Da Washington, precisamente dall’Atlantic Council, uno dei principali think-tank Usa, specificamente focalizzato su politica estera e rapporti transatlantici, arriva un report firmato da quattro analisti (tra cui spicca il nome di Jorn Fleck, senior editor dello Europe Center del think tank, cioè della divisione che si occupa del Vecchio Continente) è significativamente intitolato: “Dispaccio da Roma: la stabilità politica dà all’Italia la possibilità di entrare sotto la luce dei riflettori”.
Il ragionamento dei quattro autori è assolutamente lineare: e parte dalla “relativa stabilità” che – cosa tutt’altro che usuale per noi – contraddistingue oggi la politica italiana e la condizione del governo Meloni.
La posizione della premier è salda – spiegano gli analisti – sia per gli elevati tassi di approvazione nei sondaggi sia per la mancanza di “reali minacce” dall’opposizione o all’interno della sua maggioranza. Questo consente all’azione dell’esecutivo di avere potenzialmente un maggior impatto in politica estera: il report cita l’occasione della prossima presidenza italiana del G7, ma poi vira su tre aspetti strutturali: la necessità di “rimettere al centro il Mediterraneo” (è la questione del fianco Sud della Nato, mentre ovviamente oggi l’Alleanza è molto concentrata sul suo lato orientale), la prospettiva del corridoio India-Medio Oriente-Europa, e il Piano Mattei lanciato da Meloni (sia in termini di grandi opere infrastrutturali sia nell’ottica di fare dell’Italia un hub energetico dell’area).

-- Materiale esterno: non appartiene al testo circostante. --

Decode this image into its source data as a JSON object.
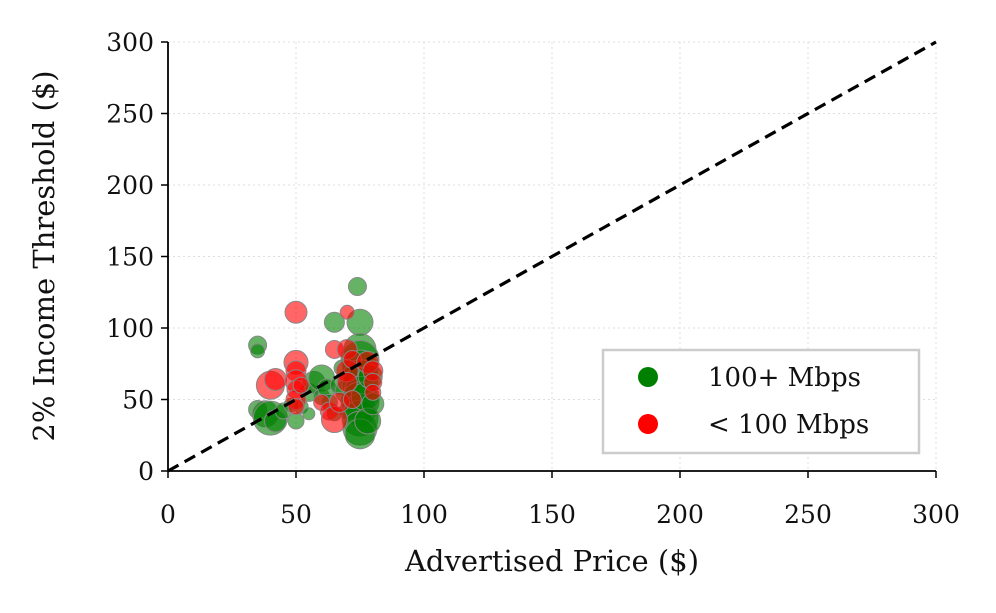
{
  "chart_data": {
    "type": "scatter",
    "title": "",
    "xlabel": "Advertised Price ($)",
    "ylabel": "2% Income Threshold ($)",
    "xlim": [
      0,
      300
    ],
    "ylim": [
      0,
      300
    ],
    "xticks": [
      "0",
      "50",
      "100",
      "150",
      "200",
      "250",
      "300"
    ],
    "yticks": [
      "0",
      "50",
      "100",
      "150",
      "200",
      "250",
      "300"
    ],
    "grid": true,
    "legend_position": "bottom-right",
    "reference_line": {
      "style": "dashed",
      "color": "#000000",
      "x": [
        0,
        300
      ],
      "y": [
        0,
        300
      ]
    },
    "series": [
      {
        "name": "100+ Mbps",
        "color": "#008000",
        "points": [
          {
            "x": 35,
            "y": 88,
            "size": 9
          },
          {
            "x": 35,
            "y": 84,
            "size": 7
          },
          {
            "x": 35,
            "y": 43,
            "size": 9
          },
          {
            "x": 38,
            "y": 40,
            "size": 13
          },
          {
            "x": 40,
            "y": 37,
            "size": 17
          },
          {
            "x": 42,
            "y": 35,
            "size": 11
          },
          {
            "x": 45,
            "y": 42,
            "size": 8
          },
          {
            "x": 48,
            "y": 46,
            "size": 7
          },
          {
            "x": 50,
            "y": 35,
            "size": 8
          },
          {
            "x": 52,
            "y": 45,
            "size": 7
          },
          {
            "x": 55,
            "y": 40,
            "size": 6
          },
          {
            "x": 55,
            "y": 55,
            "size": 9
          },
          {
            "x": 57,
            "y": 62,
            "size": 11
          },
          {
            "x": 60,
            "y": 65,
            "size": 13
          },
          {
            "x": 60,
            "y": 52,
            "size": 8
          },
          {
            "x": 62,
            "y": 58,
            "size": 9
          },
          {
            "x": 63,
            "y": 48,
            "size": 8
          },
          {
            "x": 65,
            "y": 104,
            "size": 10
          },
          {
            "x": 65,
            "y": 40,
            "size": 7
          },
          {
            "x": 67,
            "y": 60,
            "size": 9
          },
          {
            "x": 68,
            "y": 72,
            "size": 8
          },
          {
            "x": 70,
            "y": 56,
            "size": 12
          },
          {
            "x": 70,
            "y": 42,
            "size": 8
          },
          {
            "x": 72,
            "y": 66,
            "size": 10
          },
          {
            "x": 74,
            "y": 129,
            "size": 9
          },
          {
            "x": 75,
            "y": 104,
            "size": 13
          },
          {
            "x": 75,
            "y": 85,
            "size": 16
          },
          {
            "x": 75,
            "y": 78,
            "size": 19
          },
          {
            "x": 75,
            "y": 72,
            "size": 18
          },
          {
            "x": 75,
            "y": 66,
            "size": 17
          },
          {
            "x": 75,
            "y": 60,
            "size": 18
          },
          {
            "x": 75,
            "y": 55,
            "size": 16
          },
          {
            "x": 75,
            "y": 49,
            "size": 19
          },
          {
            "x": 75,
            "y": 43,
            "size": 16
          },
          {
            "x": 75,
            "y": 37,
            "size": 18
          },
          {
            "x": 75,
            "y": 30,
            "size": 17
          },
          {
            "x": 75,
            "y": 26,
            "size": 15
          },
          {
            "x": 77,
            "y": 52,
            "size": 14
          },
          {
            "x": 78,
            "y": 35,
            "size": 13
          },
          {
            "x": 79,
            "y": 66,
            "size": 12
          },
          {
            "x": 80,
            "y": 47,
            "size": 11
          }
        ]
      },
      {
        "name": "< 100 Mbps",
        "color": "#ff0000",
        "points": [
          {
            "x": 40,
            "y": 60,
            "size": 14
          },
          {
            "x": 42,
            "y": 64,
            "size": 11
          },
          {
            "x": 50,
            "y": 111,
            "size": 11
          },
          {
            "x": 50,
            "y": 76,
            "size": 12
          },
          {
            "x": 50,
            "y": 70,
            "size": 10
          },
          {
            "x": 50,
            "y": 63,
            "size": 11
          },
          {
            "x": 50,
            "y": 57,
            "size": 9
          },
          {
            "x": 50,
            "y": 50,
            "size": 10
          },
          {
            "x": 50,
            "y": 45,
            "size": 8
          },
          {
            "x": 52,
            "y": 60,
            "size": 8
          },
          {
            "x": 60,
            "y": 48,
            "size": 8
          },
          {
            "x": 63,
            "y": 42,
            "size": 9
          },
          {
            "x": 65,
            "y": 36,
            "size": 13
          },
          {
            "x": 65,
            "y": 85,
            "size": 9
          },
          {
            "x": 67,
            "y": 48,
            "size": 10
          },
          {
            "x": 70,
            "y": 111,
            "size": 7
          },
          {
            "x": 70,
            "y": 85,
            "size": 10
          },
          {
            "x": 70,
            "y": 70,
            "size": 11
          },
          {
            "x": 70,
            "y": 62,
            "size": 10
          },
          {
            "x": 72,
            "y": 78,
            "size": 9
          },
          {
            "x": 72,
            "y": 50,
            "size": 9
          },
          {
            "x": 78,
            "y": 76,
            "size": 11
          },
          {
            "x": 80,
            "y": 70,
            "size": 10
          },
          {
            "x": 80,
            "y": 62,
            "size": 9
          },
          {
            "x": 80,
            "y": 55,
            "size": 8
          }
        ]
      }
    ]
  }
}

Quindi, in supersintesi: stabilità in casa come precondizione per un rinnovato protagonismo geopolitico italiano.
Tornando al dibattito politico domestico, sarà bene che i nemici del governo vengano a patti con una nuova realtà: due termini che di solito in Italia si usano intercambiabilmente (atlantismo ed europeismo) non sono necessariamente sinonimi. Probabilmente non lo sono mai stati: ma oggi non lo sono certamente, e meno che mai automaticamente.
Se ne dovrebbero trarre alcune conseguenze. La prima: può certamente far danno ma ha meno chances di riuscire il solito gioco di usare le istituzioni Ue per aggredire un governo italiano “sgradito”. Meloni può difendersi da queste minacce non solo contando di più in Ue ma anche grazie a un saldo rapporto con Washington.

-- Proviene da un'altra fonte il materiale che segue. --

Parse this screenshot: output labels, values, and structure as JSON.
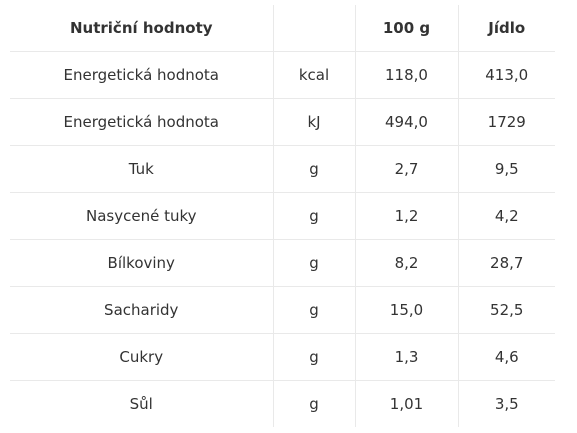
{
  "table": {
    "headers": [
      "Nutriční hodnoty",
      "",
      "100 g",
      "Jídlo"
    ],
    "rows": [
      [
        "Energetická hodnota",
        "kcal",
        "118,0",
        "413,0"
      ],
      [
        "Energetická hodnota",
        "kJ",
        "494,0",
        "1729"
      ],
      [
        "Tuk",
        "g",
        "2,7",
        "9,5"
      ],
      [
        "Nasycené tuky",
        "g",
        "1,2",
        "4,2"
      ],
      [
        "Bílkoviny",
        "g",
        "8,2",
        "28,7"
      ],
      [
        "Sacharidy",
        "g",
        "15,0",
        "52,5"
      ],
      [
        "Cukry",
        "g",
        "1,3",
        "4,6"
      ],
      [
        "Sůl",
        "g",
        "1,01",
        "3,5"
      ]
    ]
  }
}
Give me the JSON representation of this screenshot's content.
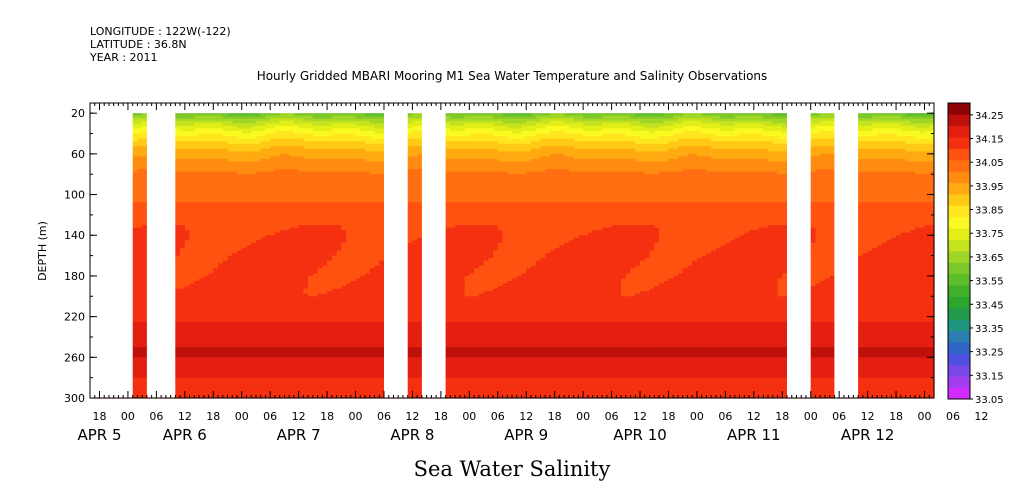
{
  "header": {
    "longitude": "LONGITUDE : 122W(-122)",
    "latitude": "LATITUDE : 36.8N",
    "year": "YEAR : 2011"
  },
  "chart_data": {
    "type": "heatmap",
    "title": "Hourly Gridded MBARI Mooring M1 Sea Water Temperature and Salinity Observations",
    "xlabel": "Sea Water Salinity",
    "ylabel": "DEPTH (m)",
    "x_unit": "hours since 2011-04-05 00:00",
    "xlim": [
      -8,
      170
    ],
    "ylim": [
      300,
      10
    ],
    "y_ticks": [
      20,
      60,
      100,
      140,
      180,
      220,
      260,
      300
    ],
    "x_hour_ticks": [
      "18",
      "00",
      "06",
      "12",
      "18",
      "00",
      "06",
      "12",
      "18",
      "00",
      "06",
      "12",
      "18",
      "00",
      "06",
      "12",
      "18",
      "00",
      "06",
      "12",
      "18",
      "00",
      "06",
      "12",
      "18",
      "00",
      "06",
      "12",
      "18",
      "00",
      "06",
      "12"
    ],
    "x_day_labels": [
      {
        "label": "APR  5",
        "hour": -6
      },
      {
        "label": "APR  6",
        "hour": 12
      },
      {
        "label": "APR  7",
        "hour": 36
      },
      {
        "label": "APR  8",
        "hour": 60
      },
      {
        "label": "APR  9",
        "hour": 84
      },
      {
        "label": "APR 10",
        "hour": 108
      },
      {
        "label": "APR 11",
        "hour": 132
      },
      {
        "label": "APR 12",
        "hour": 156
      }
    ],
    "data_gaps_hours": [
      [
        -8,
        1
      ],
      [
        4,
        10
      ],
      [
        54,
        59
      ],
      [
        62,
        67
      ],
      [
        139,
        144
      ],
      [
        149,
        154
      ]
    ],
    "depth_profile": {
      "depths": [
        20,
        30,
        40,
        50,
        60,
        70,
        80,
        100,
        120,
        140,
        160,
        180,
        200,
        210,
        220,
        230,
        240,
        250,
        260,
        270,
        280,
        290,
        300
      ],
      "salinity": [
        33.6,
        33.74,
        33.84,
        33.92,
        33.98,
        34.02,
        34.06,
        34.09,
        34.12,
        34.15,
        34.16,
        34.16,
        34.17,
        34.18,
        34.19,
        34.21,
        34.23,
        34.25,
        34.25,
        34.23,
        34.2,
        34.19,
        34.19
      ]
    },
    "colorbar": {
      "labels": [
        "34.25",
        "34.15",
        "34.05",
        "33.95",
        "33.85",
        "33.75",
        "33.65",
        "33.55",
        "33.45",
        "33.35",
        "33.25",
        "33.15",
        "33.05"
      ],
      "levels": [
        33.05,
        33.1,
        33.15,
        33.2,
        33.25,
        33.3,
        33.35,
        33.4,
        33.45,
        33.5,
        33.55,
        33.6,
        33.65,
        33.7,
        33.75,
        33.8,
        33.85,
        33.9,
        33.95,
        34.0,
        34.05,
        34.1,
        34.15,
        34.2,
        34.25,
        34.3
      ],
      "colors": [
        "#d22aff",
        "#a43cf0",
        "#7a48e8",
        "#4d50e0",
        "#3066c8",
        "#2a7fb0",
        "#1f9680",
        "#229a4a",
        "#2aa62e",
        "#40b02a",
        "#5cbc2a",
        "#7cc82a",
        "#a0d626",
        "#c4e21e",
        "#e2ee18",
        "#fafa22",
        "#ffe61e",
        "#ffca16",
        "#ffaa10",
        "#ff8c10",
        "#ff6e10",
        "#ff5210",
        "#f53010",
        "#e41e10",
        "#c0100c",
        "#8e0404"
      ]
    }
  }
}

La seconda: se il motore del governo fatica a girare sul piano delle riforme nazionali, il posizionamento in politica estera è stato invece eccellente sin dall’inizio. Tutto (Africa, energia, difesa, per citare solo tre macro-aree) non va più pensato tanto e solo in ottica europea, ma va collocato in una cornice geopolitica e geoeconomica ancora più vasta, oggettivamente legata al confronto – destinato a durare a lungo – tra Occidente e potenze asiatiche. E una netta scelta di campo, senza ambiguità, era e rimane indispensabile.

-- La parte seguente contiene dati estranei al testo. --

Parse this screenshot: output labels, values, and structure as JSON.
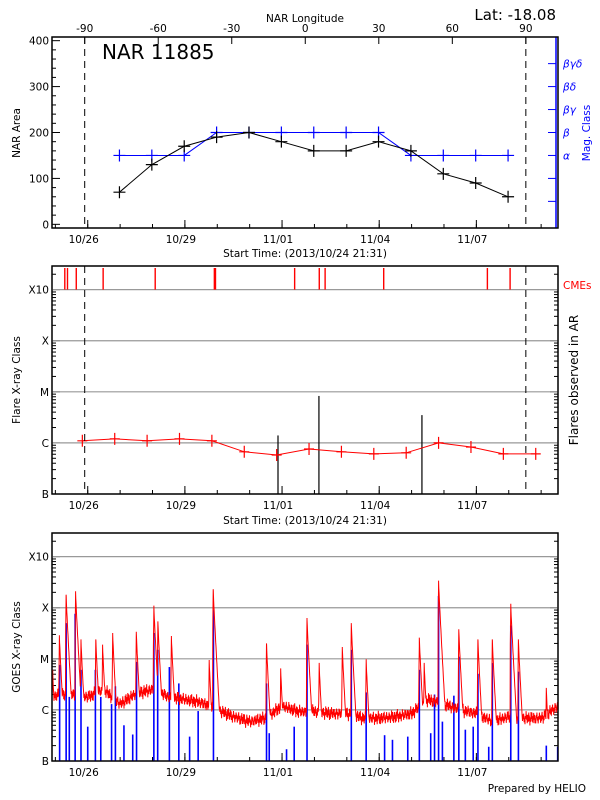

La terza: certo che l’Italia è e rimane protagonista in Ue, anche come paese fondatore. Ma occorre evitare che eventuali novità in Europa (ad esempio sul piano della difesa) si traducano in un posizionamento “terzo” tra Nato e avversari dell’Occidente, dando l’idea (purtroppo, non solo in Germania, alcuni sono stati e sono ancora sensibili a una simile narrazione) che Bruxelles debba divergere anche da Washington. L’Italia può e deve spingere in senso opposto: fortificando, non attenuando, la relazione transatlantica.
La quarta: tutto ciò che l’Italia desidera in termini di maggiore protagonismo energetico, nel Mediterraneo, in Nord-Africa (non di rado in aperta competizione con la Francia: di qui il nervosismo di Parigi e di non pochi riferimenti italiani dei vertici politici transalpini) richiede una relazione solida e una chiara fiducia degli alleati americani. Non si tratta di un’opinione: ma di un fatto con cui chiunque abbia un poco di realismo deve misurarsi.